Tybert ne jugea pas à propos d’essayer une justification ; il se contenta de répondre doucement : « Mon beau seigneur, je suis désolé d’être si mal en grâce auprès de vous. » Renart cependant n’étoit pas en état de chercher noise ; car il jeûnoit depuis longtemps, et il étoit harassé de fatigue. Quant à Tybert, il étoit gros et séjourné ; sous de longs grenons argentés et luisants reposoient des dents bien aiguisées ; ses ongles étoient grands, forts et effilés ; d’ailleurs, damp Renart n’aimoit pas les combats à force égale.
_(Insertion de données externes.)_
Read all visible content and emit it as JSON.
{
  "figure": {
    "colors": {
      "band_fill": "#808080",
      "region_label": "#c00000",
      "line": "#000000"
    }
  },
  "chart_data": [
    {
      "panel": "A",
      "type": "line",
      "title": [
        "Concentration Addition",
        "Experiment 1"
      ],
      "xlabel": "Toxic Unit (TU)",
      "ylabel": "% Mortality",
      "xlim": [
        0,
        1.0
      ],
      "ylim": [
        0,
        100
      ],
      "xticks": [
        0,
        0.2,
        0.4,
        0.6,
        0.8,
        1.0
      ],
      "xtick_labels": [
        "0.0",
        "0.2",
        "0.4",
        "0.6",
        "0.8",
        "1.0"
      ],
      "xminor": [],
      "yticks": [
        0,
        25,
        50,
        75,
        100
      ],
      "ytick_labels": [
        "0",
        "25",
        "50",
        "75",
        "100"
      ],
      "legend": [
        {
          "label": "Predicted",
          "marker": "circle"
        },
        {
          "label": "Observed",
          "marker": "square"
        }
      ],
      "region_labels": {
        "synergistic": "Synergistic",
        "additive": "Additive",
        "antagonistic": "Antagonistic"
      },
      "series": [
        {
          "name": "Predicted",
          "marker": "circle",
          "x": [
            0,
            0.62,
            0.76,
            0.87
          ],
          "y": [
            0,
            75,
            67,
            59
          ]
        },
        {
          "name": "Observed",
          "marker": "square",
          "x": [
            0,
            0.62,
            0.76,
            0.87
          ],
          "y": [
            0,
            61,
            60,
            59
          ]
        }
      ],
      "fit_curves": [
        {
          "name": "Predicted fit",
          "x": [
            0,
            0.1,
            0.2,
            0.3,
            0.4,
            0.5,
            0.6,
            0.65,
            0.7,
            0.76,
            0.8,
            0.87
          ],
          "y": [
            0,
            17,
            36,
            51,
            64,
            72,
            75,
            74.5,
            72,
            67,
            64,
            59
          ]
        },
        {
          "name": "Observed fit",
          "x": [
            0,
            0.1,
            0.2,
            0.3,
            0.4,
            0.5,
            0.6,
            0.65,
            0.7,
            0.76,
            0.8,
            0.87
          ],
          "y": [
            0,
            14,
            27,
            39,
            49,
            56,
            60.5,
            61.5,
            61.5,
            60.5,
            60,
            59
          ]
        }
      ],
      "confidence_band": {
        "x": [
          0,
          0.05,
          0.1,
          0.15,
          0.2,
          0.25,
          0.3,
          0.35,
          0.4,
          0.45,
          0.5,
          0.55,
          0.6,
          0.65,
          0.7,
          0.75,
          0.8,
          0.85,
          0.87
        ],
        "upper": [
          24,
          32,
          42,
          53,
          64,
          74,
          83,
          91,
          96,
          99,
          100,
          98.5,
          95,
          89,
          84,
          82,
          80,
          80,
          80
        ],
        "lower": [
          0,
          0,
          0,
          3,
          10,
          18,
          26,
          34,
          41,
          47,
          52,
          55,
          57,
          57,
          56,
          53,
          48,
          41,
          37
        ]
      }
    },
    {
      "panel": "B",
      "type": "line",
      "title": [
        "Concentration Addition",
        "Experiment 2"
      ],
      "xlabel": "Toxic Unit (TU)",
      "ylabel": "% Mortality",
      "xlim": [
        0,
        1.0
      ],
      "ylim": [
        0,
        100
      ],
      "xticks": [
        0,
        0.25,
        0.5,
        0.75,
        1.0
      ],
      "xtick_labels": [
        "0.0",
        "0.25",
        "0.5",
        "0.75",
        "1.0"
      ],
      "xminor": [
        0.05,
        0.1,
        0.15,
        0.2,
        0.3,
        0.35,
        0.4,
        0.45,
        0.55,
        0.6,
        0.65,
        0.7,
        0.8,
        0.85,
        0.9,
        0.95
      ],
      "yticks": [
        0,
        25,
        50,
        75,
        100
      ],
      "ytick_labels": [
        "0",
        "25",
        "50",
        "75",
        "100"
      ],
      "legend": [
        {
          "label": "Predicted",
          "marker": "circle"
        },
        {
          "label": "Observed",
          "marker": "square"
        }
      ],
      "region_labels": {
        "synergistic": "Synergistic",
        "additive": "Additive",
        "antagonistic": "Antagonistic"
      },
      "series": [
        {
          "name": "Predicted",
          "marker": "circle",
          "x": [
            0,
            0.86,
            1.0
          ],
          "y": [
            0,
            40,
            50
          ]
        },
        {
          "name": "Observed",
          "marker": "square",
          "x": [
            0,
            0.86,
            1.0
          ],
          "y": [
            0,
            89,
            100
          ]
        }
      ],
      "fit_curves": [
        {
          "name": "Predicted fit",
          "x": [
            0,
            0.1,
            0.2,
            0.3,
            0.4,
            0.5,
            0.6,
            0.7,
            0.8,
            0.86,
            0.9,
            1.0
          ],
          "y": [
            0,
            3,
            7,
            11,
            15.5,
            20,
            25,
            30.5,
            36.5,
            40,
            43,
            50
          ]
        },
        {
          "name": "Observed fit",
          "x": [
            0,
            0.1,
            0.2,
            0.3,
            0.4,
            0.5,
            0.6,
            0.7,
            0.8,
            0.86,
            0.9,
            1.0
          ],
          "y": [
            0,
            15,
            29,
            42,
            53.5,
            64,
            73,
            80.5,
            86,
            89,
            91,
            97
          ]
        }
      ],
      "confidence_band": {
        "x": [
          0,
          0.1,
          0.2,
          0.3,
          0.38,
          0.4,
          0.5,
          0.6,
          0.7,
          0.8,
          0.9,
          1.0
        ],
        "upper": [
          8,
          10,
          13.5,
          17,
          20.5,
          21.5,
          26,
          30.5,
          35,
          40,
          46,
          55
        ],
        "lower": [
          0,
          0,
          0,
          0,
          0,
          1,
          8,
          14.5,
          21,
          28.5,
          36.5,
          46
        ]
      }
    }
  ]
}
L’air décidé de Tybert lui ayant fait changer de ton : « Écoute-moi : » lui dit-il, « je veux bien t’annoncer que j’ai entrepris contre mon compère Ysengrin une guerre sérieuse et terrible. J’ai déjà retenu plusieurs vaillants soudoyers ; si tu voulois en augmenter le nombre, tu ne t’en trouverois pas mal, car je prétends lui donner assez de besogne avant d’accepter la moindre trêve. Bien maladroit celui qui ne trouvera pas avec nous l’occasion de gagner un riche butin. »

Tybert fut charmé du tour que la conversation avoit pris. « Sire, » dit-il, « vous pouvez compter sur moi, je ne vous ferai pas défaut. J’ai de mon côté un compte à régler avec Ysengrin, et je ne désire rien tant que son dommage. » L’accord fut bientôt conclu, la foi jurée, et Tybert accepta les soudées de Renart pour une guerre dont il ignoroit la cause et qui n’étoit pas déclarée. Les voilà faisant route chacun sur son cheval (car notre poëte fait volontiers voyager ses héros comme nobles gens de guerres) ; en apparence les meilleurs amis du monde, mais au fond disposés à s’aider de la trahison dès que l’occasion s’en présentera.
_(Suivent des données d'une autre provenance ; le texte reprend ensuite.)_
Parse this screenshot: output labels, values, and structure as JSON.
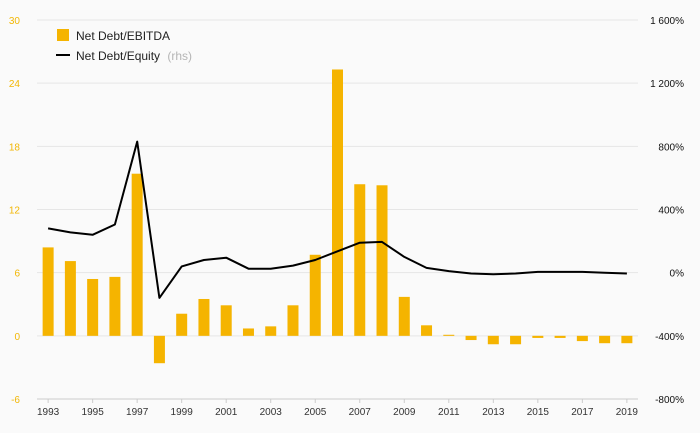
{
  "chart_data": {
    "type": "bar",
    "categories": [
      "1993",
      "1994",
      "1995",
      "1996",
      "1997",
      "1998",
      "1999",
      "2000",
      "2001",
      "2002",
      "2003",
      "2004",
      "2005",
      "2006",
      "2007",
      "2008",
      "2009",
      "2010",
      "2011",
      "2012",
      "2013",
      "2014",
      "2015",
      "2016",
      "2017",
      "2018",
      "2019"
    ],
    "x_tick_labels": [
      "1993",
      "1995",
      "1997",
      "1999",
      "2001",
      "2003",
      "2005",
      "2007",
      "2009",
      "2011",
      "2013",
      "2015",
      "2017",
      "2019"
    ],
    "series": [
      {
        "name": "Net Debt/EBITDA",
        "type": "bar",
        "axis": "left",
        "color": "#f5b400",
        "values": [
          8.4,
          7.1,
          5.4,
          5.6,
          15.4,
          -2.6,
          2.1,
          3.5,
          2.9,
          0.7,
          0.9,
          2.9,
          7.7,
          25.3,
          14.4,
          14.3,
          3.7,
          1.0,
          0.1,
          -0.4,
          -0.8,
          -0.8,
          -0.2,
          -0.2,
          -0.5,
          -0.7,
          -0.7
        ]
      },
      {
        "name": "Net Debt/Equity",
        "note": "(rhs)",
        "type": "line",
        "axis": "right",
        "color": "#000000",
        "values": [
          280,
          255,
          240,
          305,
          830,
          -160,
          40,
          80,
          95,
          25,
          25,
          45,
          80,
          135,
          190,
          195,
          100,
          30,
          10,
          -5,
          -10,
          -5,
          5,
          5,
          5,
          0,
          -5
        ]
      }
    ],
    "y_left": {
      "min": -6,
      "max": 30,
      "ticks": [
        "-6",
        "0",
        "6",
        "12",
        "18",
        "24",
        "30"
      ]
    },
    "y_right": {
      "min": -800,
      "max": 1600,
      "ticks": [
        "-800%",
        "-400%",
        "0%",
        "400%",
        "800%",
        "1 200%",
        "1 600%"
      ]
    },
    "legend_position": "top-left",
    "grid": true
  }
}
Tout en chevauchant, Renart avise, au beau milieu de l’ornière qui bordoit le bois, un fort collet tendu dans une souche de chêne entr’ouverte. Comme il prenoit garde à tout, il l’esquiva ; mais l’espoir lui sourit de voir Tybert moins heureux. Il s’approche de son nouvel homme d’armes et lui jetant un ris : « Je voudrois bien, mon cher Tybert, » lui dit-il, « éprouver la force et l’agilité de votre cheval : sans doute on peut le recevoir dans les montres, mais je voudrois en être sûr. Voyez-vous cette ligne étroite qui longe le bois : élancez-vous bride abattue droit devant vous ; l’épreuve sera décisive. — Volontiers, » répond Tybert, qui soudain prend son élan et galope. Mais arrivé devant le collet, il le reconnoît à temps recule de deux pas et passe rapidement à côté. Renart le suivoit des yeux. « Ah ! Tybert, votre cheval bronche, il ne garde pas la voie. Arrêtez-vous, et recommençons ! » Tybert, qui ne doutoit plus de la trahison, ne fait pas de difficulté. Il reprend du champ, pique des deux, arrive une seconde fois devant le collet, et saute une seconde fois par-dessus avec la même légèreté.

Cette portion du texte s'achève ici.